Surat Cinta untuk Anisa
GADIS MUDA dengan wajah tertunduk
melintas mengayuh sepeda dengan wajah memerah. Sinar mentari yang terik
menyengat kulit putihnya. Gadis cantik berkerudung biru itu adalah Anisa, anak
seorang Ustad ternama di sekitar kediamanku.
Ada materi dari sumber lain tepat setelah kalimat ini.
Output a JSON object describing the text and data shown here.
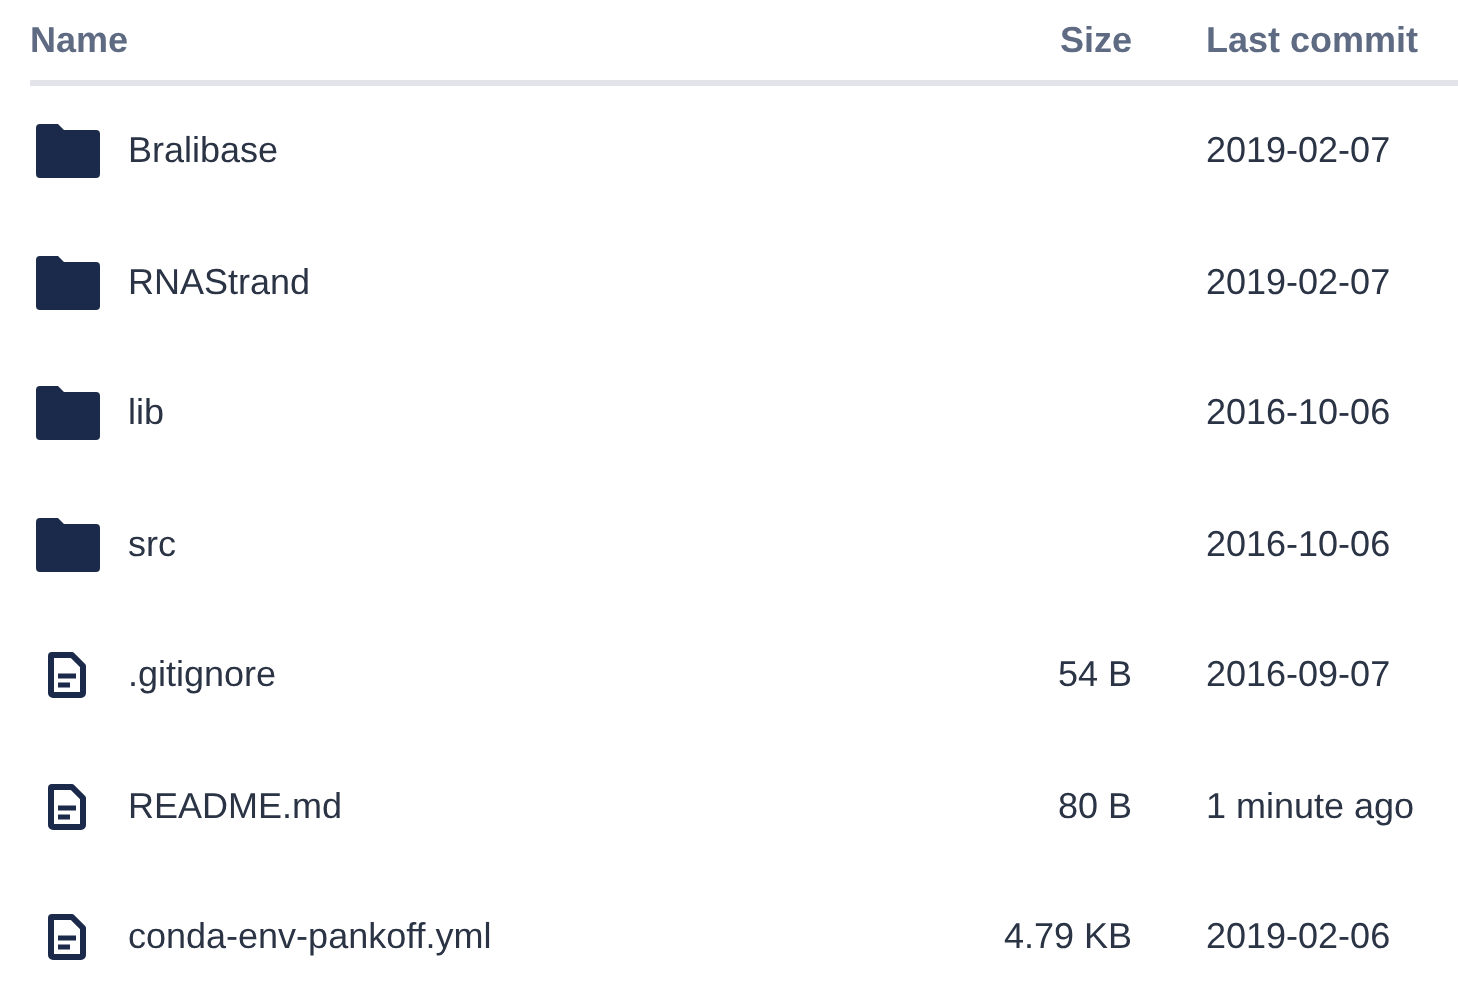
{
  "table": {
    "columns": [
      "Name",
      "Size",
      "Last commit"
    ],
    "rows": [
      {
        "kind": "folder",
        "name": "Bralibase",
        "last_commit": "2019-02-07"
      },
      {
        "kind": "folder",
        "name": "RNAStrand",
        "last_commit": "2019-02-07"
      },
      {
        "kind": "folder",
        "name": "lib",
        "last_commit": "2016-10-06"
      },
      {
        "kind": "folder",
        "name": "src",
        "last_commit": "2016-10-06"
      },
      {
        "kind": "file",
        "name": ".gitignore",
        "size": "54 B",
        "last_commit": "2016-09-07"
      },
      {
        "kind": "file",
        "name": "README.md",
        "size": "80 B",
        "last_commit": "1 minute ago"
      },
      {
        "kind": "file",
        "name": "conda-env-pankoff.yml",
        "size": "4.79 KB",
        "last_commit": "2019-02-06"
      }
    ]
  }
}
“Edan…Nisa itu makin lama kok makin cuwantik ya…” ucap Septo, memecah lamunanku tentang Anisa yang baru
melintas di hadapanku, membayang lekat dalam ingatanku. Sosok wanita muslim
yang cantik jelita, berbudi pekerti yang baik dan sangat santun pada semua
orang.
“Susah
lo… Kalau anak Pak Ustadz gimana cara deketinnya…” Septo masih membahas Anisa, setelah wajah cantiknya
menghilang di sudut gang menuju arah pesantren dimana gadis itu tinggal.
Masih
tentang Anisa yang ada di kepalaku, gadis rupawan itu sudah menghipnotis setiap
ingatan dan lamunku. Membuat hangat relung di jiwaku bila mengingat atau
sekedar membayangkan dirinya terseyum dengan jilbab biru ke arahku, namun itu
hanya mimpi bagiku.
Sesungguhnya
aku belum pernah melihat senyum cantik itu dari bibir Anisa, bukan karena gadis
itu sombong, tapi karna Anisa berbeda dengan gadis kebanyakan. Anisa begitu tertutup dan amat santun. Anisa
terlalu sempurna memang untukku. Pernah suatu sore aku berbincang dengan Samsul
sahabatku tentang Anisa. Samsul habis-habisan meledekku saat kuutarakan rasa
penasaranku tentang Anisa.
”Sampean itu jangan terlalu menghayal mau
dekat dengan Dik Nisa. Nisa itu gadis muslimah, lha sampean?” begitu Samsul
menggodaku dan kata-kata meledek. Kata-kata Samsul itu menjadi cambuk dan menyadarkanku
bahwa ada kasta yang berbeda yang mungkin menjadi tolak ukur Anisa untuk
berpikir ulang menjadikanku sosok suami. Aku terseyum simpul bahkan tidak
sedikitpun aku hiraukan, inti yang ada dalam hatiku adalah niat, minat, dan
usaha pikirku, hasilnya seperti apa, biar Allah saja yang menentukan.
Tekadku
semakin bulat untuk berusaha mendekati Anisa, sebelum digaet orang pikirku.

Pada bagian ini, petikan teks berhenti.